Once configured, the NetTunnel service installation with the OUTBOUND tunnel will make a outgoing connection to the other service.
Once the tunnel is connected you can add/manage endpoints, which are nothing more than a listening port that will pump data through the tunnel, exit at the other NetTunnel service installation and make a connection to the configured endpoint address and port.
Note that in the diagram above, that we are routing to the remote server, but we do do not have its IP address nor do we have any inbound firewall rules defined. All data exchanged between the INBOUND and OUTBOUND endpoints is routed through the encrypted and compressed tunnel to the corresponding endpoint.

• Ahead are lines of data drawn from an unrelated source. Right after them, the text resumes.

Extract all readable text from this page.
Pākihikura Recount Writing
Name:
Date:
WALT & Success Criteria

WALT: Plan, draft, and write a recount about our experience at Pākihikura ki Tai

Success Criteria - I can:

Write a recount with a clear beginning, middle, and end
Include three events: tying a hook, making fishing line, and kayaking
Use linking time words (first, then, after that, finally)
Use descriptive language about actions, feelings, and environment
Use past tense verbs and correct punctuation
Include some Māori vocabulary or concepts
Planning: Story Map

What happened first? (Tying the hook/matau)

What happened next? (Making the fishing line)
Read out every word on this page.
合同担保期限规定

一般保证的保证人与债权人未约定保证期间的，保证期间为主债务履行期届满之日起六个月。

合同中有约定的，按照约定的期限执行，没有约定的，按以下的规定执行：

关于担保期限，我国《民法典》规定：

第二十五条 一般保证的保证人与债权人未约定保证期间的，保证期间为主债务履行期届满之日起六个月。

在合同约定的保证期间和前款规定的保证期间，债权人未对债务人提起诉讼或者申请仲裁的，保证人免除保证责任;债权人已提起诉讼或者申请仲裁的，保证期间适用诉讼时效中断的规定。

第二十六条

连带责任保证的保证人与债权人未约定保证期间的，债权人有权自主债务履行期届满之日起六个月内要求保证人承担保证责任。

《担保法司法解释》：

That tunnel was established as an outbound connection FROM the remote server.
If you are in a situation where both endpoints are behind firewalls, you can get creative and have both endpoint endpoint tunnels reach out to a 3rd (or 4th, or 5th....) location which can accept incoming connections from both sites.
- All configuration and handshakes are done though plain ol' HTTPS, we here at NetworkDLS like our proprietary (and better) frameworks, but we use HTTPS here as to not freakout any outbound firewall rules.
- We use diffie hellman to create and exchange a 960bit key for each tunnel at each startup.
- All data exchanged though the tunnel encrypted using the NASCCL symmetric cipher.
- All data exchanged though the tunnel is compressed using the deflate algorithm.
- The UI connects to standard HTTPS endpoints using 2048bit asymmetric encryption.